Les exemples de ce type pourraient être multipliés. Notons, enfin, que si dans sa première partie l'auteur cède un peu trop facilement à l'abscons7, la lecture de la partie monographique est rendue difficile par la priorité donnée à la narration, au détriment de la compréhension. On relève, par exemple, telle opposition à telle mesure, mais sans connaître le contenu ni de l'une ni de l'autre. On apprendra avec étonnement que, dans la procédure de règlement des différends du Gatt, la partie mise en cause devait "donner son accord explicite pour rendre l'arbitrage irré vocable" (p. 307, en fait, l'abstention suffisait) et que l'OMC a mis fin à la règle du consensus dans les règlements des différends (non, elle l'a inversé).

Malgré ses défauts, et un résultat très éloigné des ambitions d'origine, ce livre constitue une source d'information importante sur l'histoire des négociations commerciales pendant et immédiatement après la Seconde Guerre mondiale.

Jean-Marc Siroën

Christian Chavagneux, Michel Rainelli, Idefi-Latapses, CNRS et université de Nice-Sophia-Antipolis, Jean-Marc Siroën, professeur à l'université Paris IX-Dauphine

(1) Cette description n'est en rien polémique : elle correspond, à peu de chose près, au contenu d'un ouvrage rédigé par l'auteur de ce texte.

(2) C'est ce qui correspond au mercantilisme commercial, distingué du mercantilisme métallique, du Caméralisme allemand et du mercantilisme industriel français. Voir Ph. Barbet, Les échanges internationaux, coll. Références, éd. Le Livre de poche, Paris, 1997, pp. 15-22.

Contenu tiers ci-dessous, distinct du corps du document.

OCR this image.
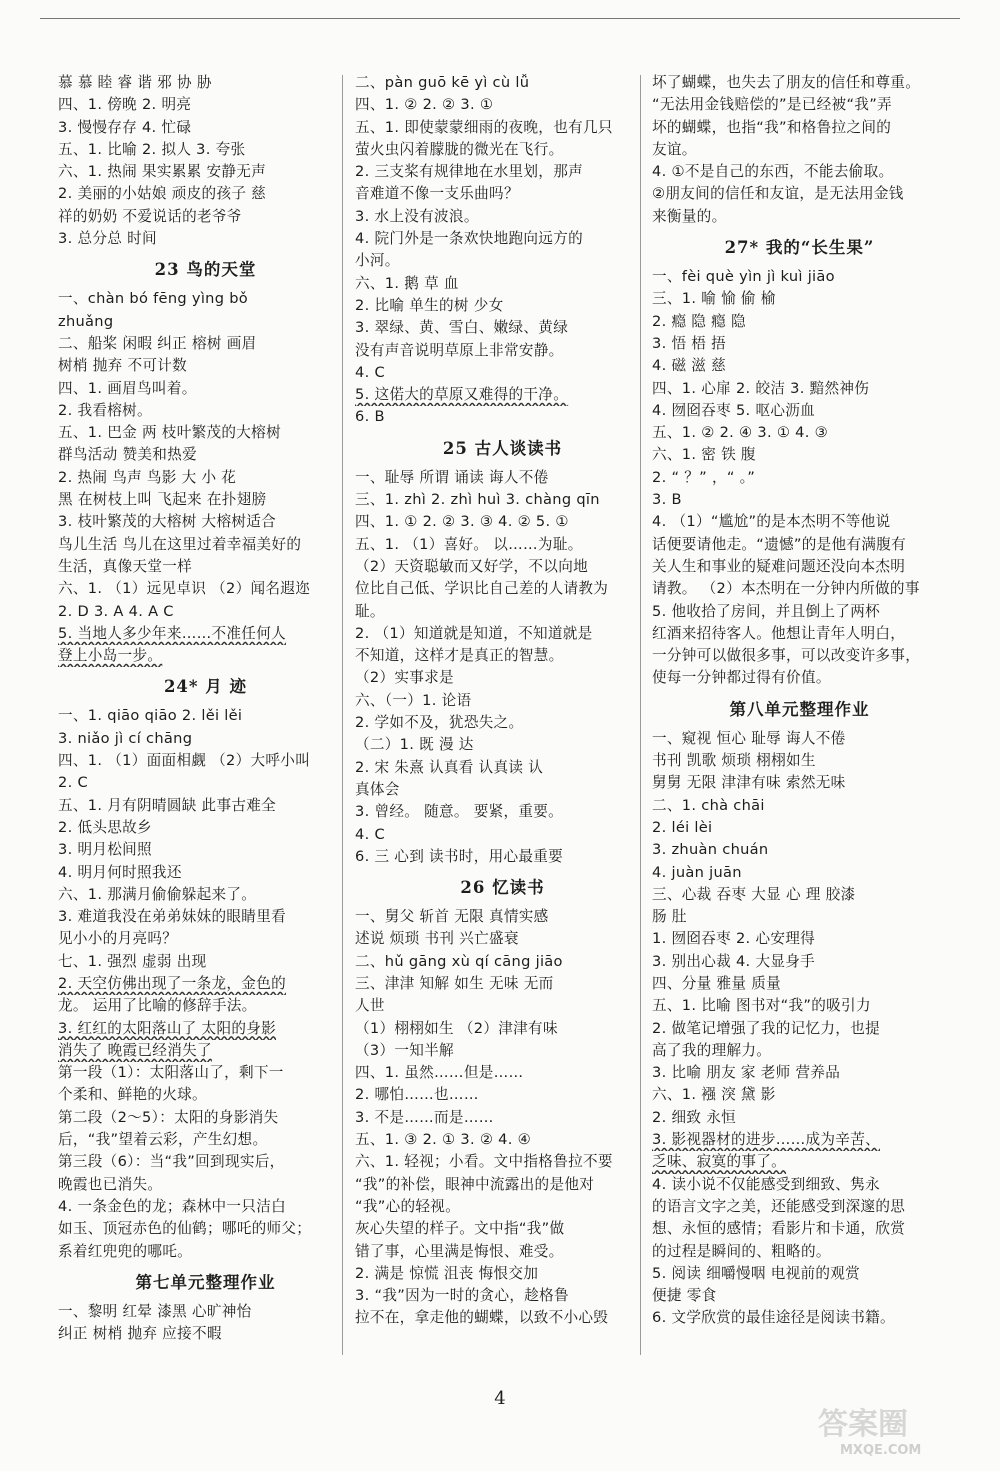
慕 慕 睦 睿 谐 邪 协 胁
四、1. 傍晚 2. 明亮
3. 慢慢存存 4. 忙碌
五、1. 比喻 2. 拟人 3. 夸张
六、1. 热闹 果实累累 安静无声
2. 美丽的小姑娘 顽皮的孩子 慈
祥的奶奶 不爱说话的老爷爷
3. 总分总 时间
23 鸟的天堂
一、chàn bó fēng yìng bǒ
zhuǎng
二、船桨 闲暇 纠正 榕树 画眉
树梢 抛弃 不可计数
四、1. 画眉鸟叫着。
2. 我看榕树。
五、1. 巴金 两 枝叶繁茂的大榕树
群鸟活动 赞美和热爱
2. 热闹 鸟声 鸟影 大 小 花
黑 在树枝上叫 飞起来 在扑翅膀
3. 枝叶繁茂的大榕树 大榕树适合
鸟儿生活 鸟儿在这里过着幸福美好的
生活，真像天堂一样
六、1. （1）远见卓识 （2）闻名遐迩
2. D 3. A 4. A C
5. 当地人多少年来……不准任何人
登上小岛一步。
24* 月 迹
一、1. qiāo qiāo 2. lěi lěi
3. niǎo jì cí chāng
四、1. （1）面面相觑 （2）大呼小叫
2. C
五、1. 月有阴晴圆缺 此事古难全
2. 低头思故乡
3. 明月松间照
4. 明月何时照我还
六、1. 那满月偷偷躲起来了。
3. 难道我没在弟弟妹妹的眼睛里看
见小小的月亮吗？
七、1. 强烈 虚弱 出现
2. 天空仿佛出现了一条龙，金色的
龙。 运用了比喻的修辞手法。
3. 红红的太阳落山了 太阳的身影
消失了 晚霞已经消失了
第一段（1）：太阳落山了，剩下一
个柔和、鲜艳的火球。
第二段（2～5）：太阳的身影消失
后，“我”望着云彩，产生幻想。
第三段（6）：当“我”回到现实后，
晚霞也已消失。
4. 一条金色的龙；森林中一只洁白
如玉、顶冠赤色的仙鹤；哪吒的师父；
系着红兜兜的哪吒。
第七单元整理作业
一、黎明 红晕 漆黑 心旷神怡
纠正 树梢 抛弃 应接不暇
二、pàn guō kē yì cù lǚ
四、1. ② 2. ② 3. ①
五、1. 即使蒙蒙细雨的夜晚，也有几只
萤火虫闪着朦胧的微光在飞行。
2. 三支桨有规律地在水里划，那声
音难道不像一支乐曲吗？
3. 水上没有波浪。
4. 院门外是一条欢快地跑向远方的
小河。
六、1. 鹅 草 血
2. 比喻 单生的树 少女
3. 翠绿、黄、雪白、嫩绿、黄绿
没有声音说明草原上非常安静。
4. C
5. 这偌大的草原又难得的干净。
6. B
25 古人谈读书
一、耻辱 所谓 诵读 诲人不倦
三、1. zhì 2. zhì huì 3. chàng qīn
四、1. ① 2. ② 3. ③ 4. ② 5. ①
五、1. （1）喜好。 以……为耻。
（2）天资聪敏而又好学，不以向地
位比自己低、学识比自己差的人请教为
耻。
2. （1）知道就是知道，不知道就是
不知道，这样才是真正的智慧。
（2）实事求是
六、（一）1. 论语
2. 学如不及，犹恐失之。
（二）1. 既 漫 达
2. 宋 朱熹 认真看 认真读 认
真体会
3. 曾经。 随意。 要紧，重要。
4. C
6. 三 心到 读书时，用心最重要
26 忆读书
一、舅父 斩首 无限 真情实感
述说 烦琐 书刊 兴亡盛衰
二、hǔ gāng xù qí cāng jiāo
三、津津 知解 如生 无味 无而
人世
（1）栩栩如生 （2）津津有味
（3）一知半解
四、1. 虽然……但是……
2. 哪怕……也……
3. 不是……而是……
五、1. ③ 2. ① 3. ② 4. ④
六、1. 轻视；小看。文中指格鲁拉不要
“我”的补偿，眼神中流露出的是他对
“我”心的轻视。
灰心失望的样子。文中指“我”做
错了事，心里满是悔恨、难受。
2. 满是 惊慌 沮丧 悔恨交加
3. “我”因为一时的贪心，趁格鲁
拉不在，拿走他的蝴蝶，以致不小心毁
坏了蝴蝶，也失去了朋友的信任和尊重。
“无法用金钱赔偿的”是已经被“我”弄
坏的蝴蝶，也指“我”和格鲁拉之间的
友谊。
4. ①不是自己的东西，不能去偷取。
②朋友间的信任和友谊，是无法用金钱
来衡量的。
27* 我的“长生果”
一、fèi què yìn jì kuì jiāo
三、1. 喻 愉 偷 榆
2. 瘾 隐 瘾 隐
3. 悟 梧 捂
4. 磁 滋 慈
四、1. 心扉 2. 皎洁 3. 黯然神伤
4. 囫囵吞枣 5. 呕心沥血
五、1. ② 2. ④ 3. ① 4. ③
六、1. 密 铁 腹
2. “ ？” ，“ 。”
3. B
4. （1）“尴尬”的是本杰明不等他说
话便要请他走。“遗憾”的是他有满腹有
关人生和事业的疑难问题还没向本杰明
请教。 （2）本杰明在一分钟内所做的事
5. 他收拾了房间，并且倒上了两杯
红酒来招待客人。他想让青年人明白，
一分钟可以做很多事，可以改变许多事，
使每一分钟都过得有价值。
第八单元整理作业
一、窥视 恒心 耻辱 诲人不倦
书刊 凯歌 烦琐 栩栩如生
舅舅 无限 津津有味 索然无味
二、1. chà chāi
2. léi lèi
3. zhuàn chuán
4. juàn juān
三、心裁 吞枣 大显 心 理 胶漆
肠 肚
1. 囫囵吞枣 2. 心安理得
3. 别出心裁 4. 大显身手
四、分量 雅量 质量
五、1. 比喻 图书对“我”的吸引力
2. 做笔记增强了我的记忆力，也提
高了我的理解力。
3. 比喻 朋友 家 老师 营养品
六、1. 襁 湥 黛 影
2. 细致 永恒
3. 影视器材的进步……成为辛苦、
乏味、寂寞的事了。
4. 读小说不仅能感受到细致、隽永
的语言文字之美，还能感受到深邃的思
想、永恒的感情；看影片和卡通，欣赏
的过程是瞬间的、粗略的。
5. 阅读 细嚼慢咽 电视前的观赏
便捷 零食
6. 文学欣赏的最佳途径是阅读书籍。
4
答案圈
MXQE.COM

(3) Voir, par exemple, les développements de Ph. Steiner "Marchands et princes dits "mercantilistes"", in A. Béraud et G. Faccarello (dir.), Nouvelle histoire de la pensée économique, tome I, Des scolastiques aux classiques, éd. La Découverte, Paris, 1992, pp. 95-140.

(4) Voir, par exemple, D. Rodrick, "Has Globalization Gone Too Far ?", California Management Review n°3, vol. 39.

(5) Non seulement Keynes, ce qui est connu, mais aussi, comme le mentionne avec d'ailleurs beaucoup de précisions l'auteur, des économistes aussi célèbres que Hansen, Viner, Meade ou Robbins.

(6) Un meilleur traitement est certes réservé à Meade ou àViner, mais pour leur participation directe aux négo ciations davantage que pour leur apport à la théorie du commerce international.

(7) Par exemple, p. 55 : "A cet égard, tout incline à penser que l'importance d'une normalisation des termes de l'antagonisme que véhicule le mercantilisme transnational sur le plan international est proportionnelle à l'ampleur donnée à chacune des deux exigences qui le caractérisent, ainsi qu'à la relative symétrie dans laquelle elles s'expriment."